There are many stock footage clips that use this two-color effect. This is an especially clever technique to use when you can shoot the background clip with a camera; for example, a hand unwrapping a present to first reveal the blue layer, then peel that off to reveal the green layer. This gives the effect of unwrapping a present to first reveal the box, then the contents of the box.
In this example, I’m using blue and green, but any two different colors can be used to create this effect.
Here’s the first layer: A paper layer that page-peels to reveal a chroma-key blue background.
NOTE: Yes, I know. It’s a page peel. But I need to illustrate movement while using still image screen captures. You can substitute a more interesting transition when you create this for yourself.
Here’s the second layer: A blue background peeling back to reveal green.
And here’s the end result: insert one clip into the blue layer and a second clip into the green layer, while retaining the top, paper, layer and all effects.
REMOVE THE FIRST COLOR
First, place the chroma-key clip (the one with the two color backgrounds) on V2.
Then, place the first background clip on V1. In our example, this is a sunset shot.
Open the Effects panel, twirl down Keying, and drag the Ultra Key effect on top of the chroma-key clip. (If the chroma-key clip is selected in the Timeline, you can apply the filter by double-clicking it in the Effects panel.)
Position the playhead in the Timeline so that you can see the first background color.
Open the Effect Controls panel, and click the eyedropper icon next to Key Color.
Click the eyedropper in the first background color, currently displayed in the Program Monitor. Instantly, the blue color is replaced by the sunset shot.
Verify you have a solid key by changing the Output menu to Alpha Channel.

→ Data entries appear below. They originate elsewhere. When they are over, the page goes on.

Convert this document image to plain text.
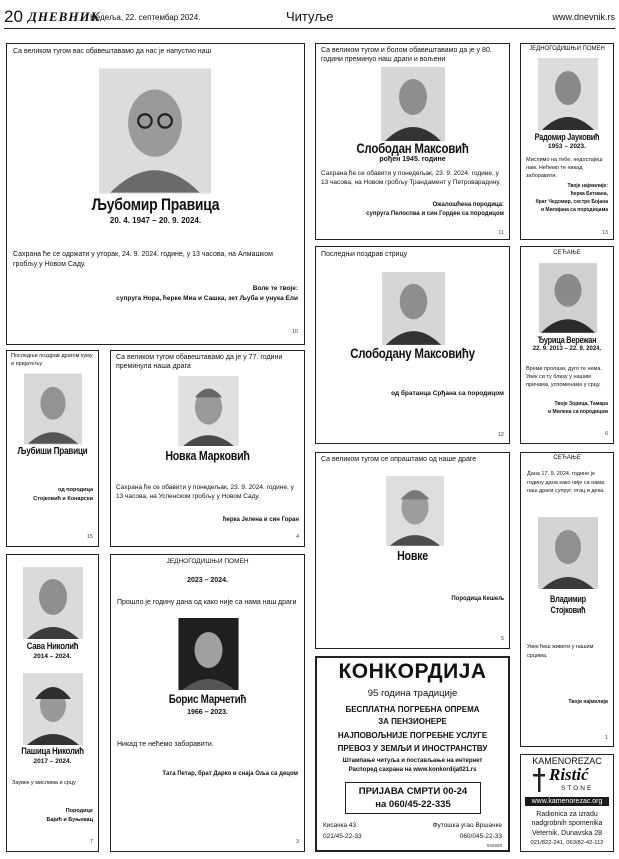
20 ДНЕВНИК
Недеља, 22. септембар 2024.	Читуље	www.dnevnik.rs

Са великом тугом вас обавештавамо да нас је напустио наш

Љубомир Правица

20. 4. 1947 – 20. 9. 2024.

Сахрана ће се одржати у уторак, 24. 9. 2024. године, у 13 часова, на Алмашком гробљу у Новом Саду.

Воле те твоје:

супруга Нора, ћерке Миа и Сашка, зет Љуба и унука Ели

10

Са великом тугом и болом обавештавамо да је у 80. години преминуо наш драги и вољени

Слободан Максовић

рођен 1945. године

Сахрана ће се обавити у понедељак, 23. 9. 2024. године, у 13 часова, на Новом гробљу Трандамент у Петроварадину.

Ожалошћена породица:

супруга Пелоспва и син Горден са породицом

11

ЈЕДНОГОДИШЊИ ПОМЕН

Радомир Јауковић

1953 – 2023.

Мислимо на тебе, недостајеш нам. Нећемо те никад заборавити.

Твоје најмилије:

ћерка Бетиана,

брат Чедомир, сестре Бојана

и Милијана са породицама

13

Последњи поздрав стрицу

Слободану Максовићу

од братанца Срђана са породицом

12

СЕЋАЊЕ

Ђурица Вережан

22. 9. 2013 – 22. 9. 2024.

Време пролази, дуго те нема. Увек си ту близу у нашим причама, успоменама у срцу.

Твоје Зорица, Тамара

и Милена са породицом

6

Последњи поздрав драгом куму и пријатељу

Љубиши Правици

од породица

Стојковић и Конарски

15

Са великом тугом обавештавамо да је у 77. години преминула наша драга

Новка Марковић

Сахрана ће се обавити у понедељак, 23. 9. 2024. године, у 13 часова, на Успенском гробљу у Новом Саду.

ћерка Јелена и син Горан

4

Са великом тугом се опраштамо од наше драге

Новке

Породица Кешељ

5

СЕЋАЊЕ

Дана 17. 9. 2024. године је годину дана како није са нама наш драги супруг, отац и дека.

Владимир Стојковић

Увек ћеш живети у нашим срцима.

Твоји најмилији

1

Сава Николић

2014 – 2024.

Пашица Николић

2017 – 2024.

Заувек у мислима и срцу

Породице

Бајић и Буњевац

7

ЈЕДНОГОДИШЊИ ПОМЕН

2023 – 2024.

Прошло је годину дана од како није са нама наш драги

Борис Марчетић

1966 – 2023.

Никад те нећемо заборавити.

Тата Петар, брат Дарко и снаја Оља са децом

3

КОНКОРДИЈА

95 година традиције

БЕСПЛАТНА ПОГРЕБНА ОПРЕМА

ЗА ПЕНЗИОНЕРЕ

НАЈПОВОЉНИЈЕ ПОГРЕБНЕ УСЛУГЕ

ПРЕВОЗ У ЗЕМЉИ И ИНОСТРАНСТВУ

Штампање читуља и постављање на интернет

Распоред сахрана на www.konkordija021.rs

ПРИЈАВА СМРТИ 00-24

на 060/45-22-335

Кисачка 43	Футошка угао Вршачке

021/45-22-33	060/045-22-33

S06689

KAMENOREZAC

Ristić

STONE

www.kamenorezac.org

Radionica za izradu

nadgrobnih spomenika

Veternik, Dunavska 28

021/822-241, 063/82-42-112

Then, in the Program Monitor, the foreground (paper) should be fully white (opaque), while the background (sunset) should be fully black. If there are holes in the foreground, remove them by twirling down the Matte Generation arrow, and adjusting Transparency until the foreground is solid white.
NOTE: The soft edge on the left side of the white shape is the drop shadow created by the effect. This is a good thing and should be left alone.
Reset the Viewer display by changing the Output menu back to Composite.
REMOVE THE SECOND COLOR
To create the key for the second color, select both the chroma-key and background clips in the Timeline, then choose Clip > Nest.
In the resulting dialog, give the combined clip (called a “nested” clip) a name. You can name this anything that makes sense to you. In this example, I’m calling it “Chroma-key Nest.”
In the Timeline, the two clips are now coalesced into a single nested clip.
Select the nested clip and move it up to V2. (Shortcut: Option+Up Arrow).
Edit the second background below the compound clip. You can trim it so that it starts just before the effect, if you want, but the trimming is not required. I’m doing so here to make it easier to see the differences between the two clips.
Position the playhead so you can see the second background color; again, in this case, I’m using green.
Drag the Ultra Key effect from the Effects panel on top of the nested clip.
Just as we did before:
This technique can be used to create a wide variety of very interesting effects, either shot in-camera or created in After Effects.
The key is to create the first key in the Timeline, while the second key is created using a nested clip.